One sad consequence of lockdown is that it meant that Hackney residents lost out on a new permanent home for Decatur London. For people outside of Hackney (I’m told they do exist) however, this means that you can order a very fine boil-at-home dinner for you and your guests wherever you are in Great Britain.

They also do the occasional pop-up and this weekend I was lucky enough to get tickets for their residency at Dina Wines, a nearby biodynamic wine bar I hadn’t visited before. Both the food and the wine were lovely. My favourite wine was this one, a really delightful white wine.

The FT’s award-winning Tech Tonic podcast has launched a series on climate technology. In yesterday’s instalment, host Pilita Clark visits Iceland to meet the engineers and scientists working on direct air carbon capture.

Top stories today

  • Call for state help | Britain will struggle to create an industry producing sustainable aviation fuel unless the government provides regular subsidies to manufacturers, leading airlines and airports have warned.

  • Today’s OBR handover | Jeremy Hunt will set out measures totalling £60bn at the Autumn Statement under current plans, including at least £35bn in cuts, and up to £25bn of tax rises, which are likely to include freezing income tax thresholds and targeting dividend tax relief, the Guardian reports.
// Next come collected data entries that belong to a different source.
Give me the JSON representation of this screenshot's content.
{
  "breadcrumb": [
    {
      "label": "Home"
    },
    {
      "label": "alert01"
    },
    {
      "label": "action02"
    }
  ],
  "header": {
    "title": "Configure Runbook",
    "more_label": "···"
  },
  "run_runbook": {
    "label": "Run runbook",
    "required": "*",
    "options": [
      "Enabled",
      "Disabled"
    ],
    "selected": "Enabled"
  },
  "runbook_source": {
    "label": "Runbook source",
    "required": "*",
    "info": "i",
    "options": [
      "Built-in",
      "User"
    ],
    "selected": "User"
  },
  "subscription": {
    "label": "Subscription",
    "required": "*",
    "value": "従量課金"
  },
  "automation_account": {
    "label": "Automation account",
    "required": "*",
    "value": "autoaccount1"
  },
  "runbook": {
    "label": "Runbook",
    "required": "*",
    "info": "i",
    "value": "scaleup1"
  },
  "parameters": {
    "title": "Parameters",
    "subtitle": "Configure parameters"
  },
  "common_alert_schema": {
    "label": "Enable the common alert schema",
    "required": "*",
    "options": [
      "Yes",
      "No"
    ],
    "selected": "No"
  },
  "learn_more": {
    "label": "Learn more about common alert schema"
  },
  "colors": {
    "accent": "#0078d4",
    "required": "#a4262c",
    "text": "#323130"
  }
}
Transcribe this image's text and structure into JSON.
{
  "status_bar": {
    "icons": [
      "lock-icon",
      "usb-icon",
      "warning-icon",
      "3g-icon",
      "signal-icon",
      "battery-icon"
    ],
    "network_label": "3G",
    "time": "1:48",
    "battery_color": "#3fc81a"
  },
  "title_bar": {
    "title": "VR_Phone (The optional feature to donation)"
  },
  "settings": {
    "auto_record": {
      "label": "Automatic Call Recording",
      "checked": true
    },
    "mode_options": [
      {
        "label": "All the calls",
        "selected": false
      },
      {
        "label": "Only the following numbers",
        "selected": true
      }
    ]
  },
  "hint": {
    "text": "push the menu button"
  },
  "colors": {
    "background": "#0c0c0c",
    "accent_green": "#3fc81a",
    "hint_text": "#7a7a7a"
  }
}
Ministers must submit the key points of the statement to the Office for Budget Responsibility by this morning.

  • British ‘betrayal’ | Political infighting in the Tory party during the cost of living crisis is a “betrayal of the British people”, Liberal Democrat leader Sir Ed Davey told party members in a speech yesterday, the BBC reports. Over the past week the Lib Dems have announced several new policies, including offering struggling homeowners a £300-a-month grant to pay off mortgages.

  • Children’s data risk | The UK’s data protection regulator has reprimanded the Department for Education for giving improper access to identifying information on up to 28mn children, which was used to conduct age verification checks for gambling companies.

  • ‘Losing one habitat for another’ | A campaign in a Welsh village speaks to a wider battle playing out in rural communities across the UK between new investors seeking to utilise state incentives for tree planting and residents, who fear such projects will harm local economies and ecology.